In the U.S., over 11,000 women are diagnosed with invasive cervical cancer each year and about 4,000 die.

The majority of these deaths could be prevented if all women had undergone cervical screening.

U.S. authorities say a female should start screening at the age of 21, or within 3 years of her first sexual encounter – whichever occurs first.

Cervical screening does not detect cancer, it simply looks for abnormal changes in the cells of the cervix. If left untreated, some abnormal cells can eventually develop into cancer.

HPV DNA test

This test determines whether the patient is infected with any of the HPV types that are most likely to cause cervical cancer. This involves collecting cells from the cervix for lab testing.

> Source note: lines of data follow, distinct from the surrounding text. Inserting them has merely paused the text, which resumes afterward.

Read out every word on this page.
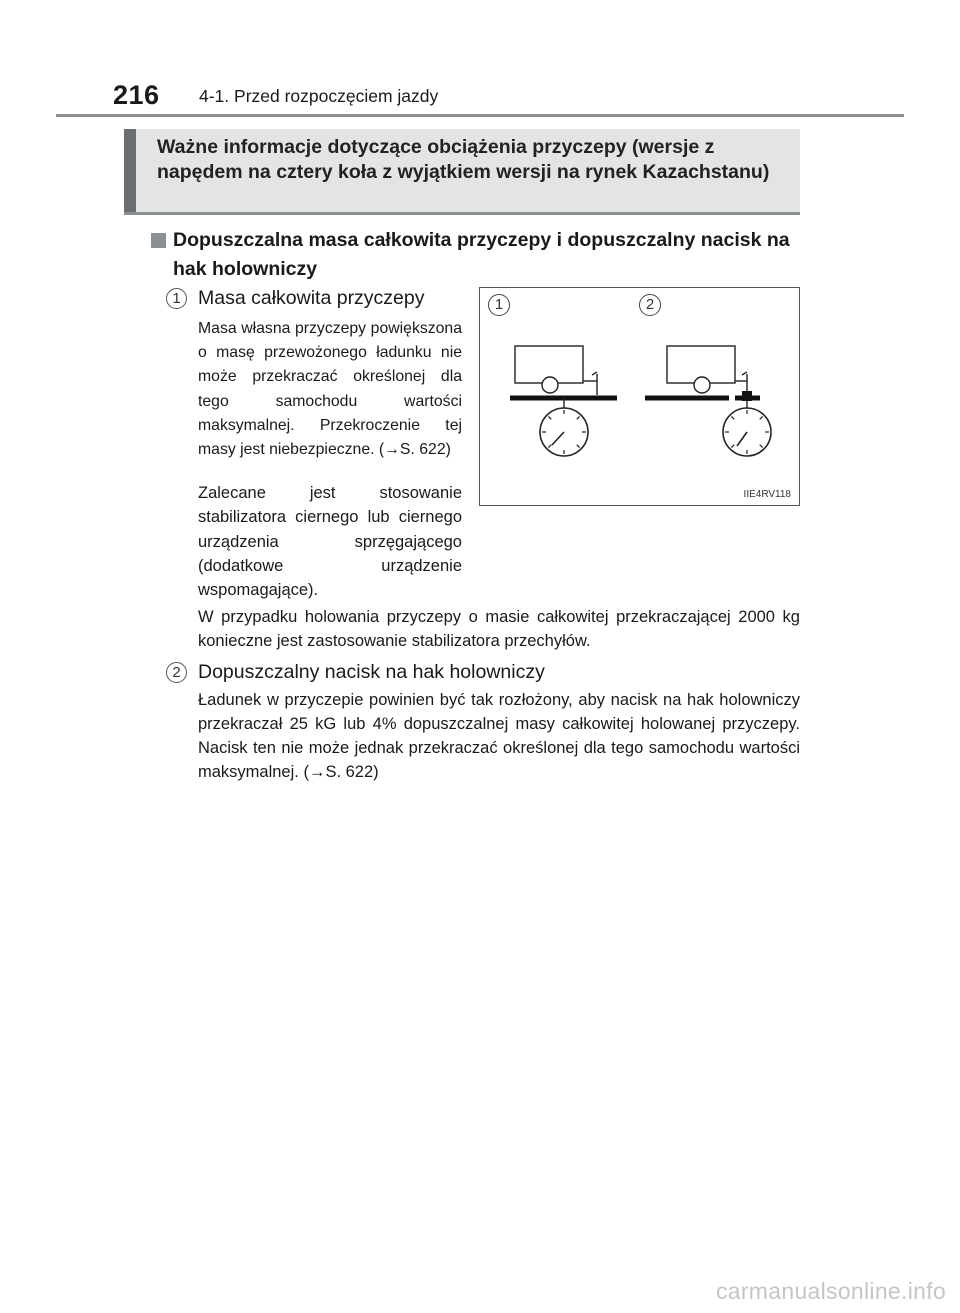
216 4-1. Przed rozpoczęciem jazdy
Ważne informacje dotyczące obciążenia przyczepy (wersje z napędem na cztery koła z wyjątkiem wersji na rynek Kazachstanu)
Dopuszczalna masa całkowita przyczepy i dopuszczalny nacisk na hak holowniczy
1 Masa całkowita przyczepy
Masa własna przyczepy powiększona o masę przewożonego ładunku nie może przekraczać określonej dla tego samochodu wartości maksymalnej. Przekroczenie tej masy jest niebezpieczne. (→S. 622)
Zalecane jest stosowanie stabilizatora ciernego lub ciernego urządzenia sprzęgającego (dodatkowe urządzenie wspomagające).
W przypadku holowania przyczepy o masie całkowitej przekraczającej 2000 kg konieczne jest zastosowanie stabilizatora przechyłów.
1	2
IIE4RV118
2 Dopuszczalny nacisk na hak holowniczy
Ładunek w przyczepie powinien być tak rozłożony, aby nacisk na hak holowniczy przekraczał 25 kG lub 4% dopuszczalnej masy całkowitej holowanej przyczepy. Nacisk ten nie może jednak przekraczać określonej dla tego samochodu wartości maksymalnej. (→S. 622)
carmanualsonline.info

The test can detect high-risk HPV strains in cell DNA before any cervix cell abnormalities appear.

If the patient experiences signs and symptoms of cervical cancer, or if the Pap test revealed abnormal cells, the patient might undergo additional tests:

Other tests include:

  • Biopsy: A small section of tissue is taken under general anesthetic.
  • Colposcopy: A speculum is placed to hold the vagina open as the gynecologist looks at the cervix through a colposcope – a lighted magnifying instrument.
  • Cone biopsy: A small cone-shaped section of abnormal tissue is taken from the cervix for examination.
  • LLETZ: A diathermy (wire loop with an electric current) is used to remove abnormal tissue. The tissue is sent to the lab to be checked.
  • Blood tests: measures number of blood cells, and can identify any liver or kidney problems.
  • Examination under anesthetic (EUA): This allows the doctor to examine the vagina and cervix more thoroughly.
  • CT scan: The patient consumes a barium drink that appears white on the scan. Just before the scan, a tampon may be placed into the vagina, and a barium liquid may be inserted into the rectum.
  • MRI: By using high-MRI with a special vaginal coil, a technique to measure the movement of water within tissue, researchers may be able to identify cervical cancer in its early stages.
  • Pelvic ultrasound: This is a device that uses high-frequency sound waves to create an image on a monitor of the target area.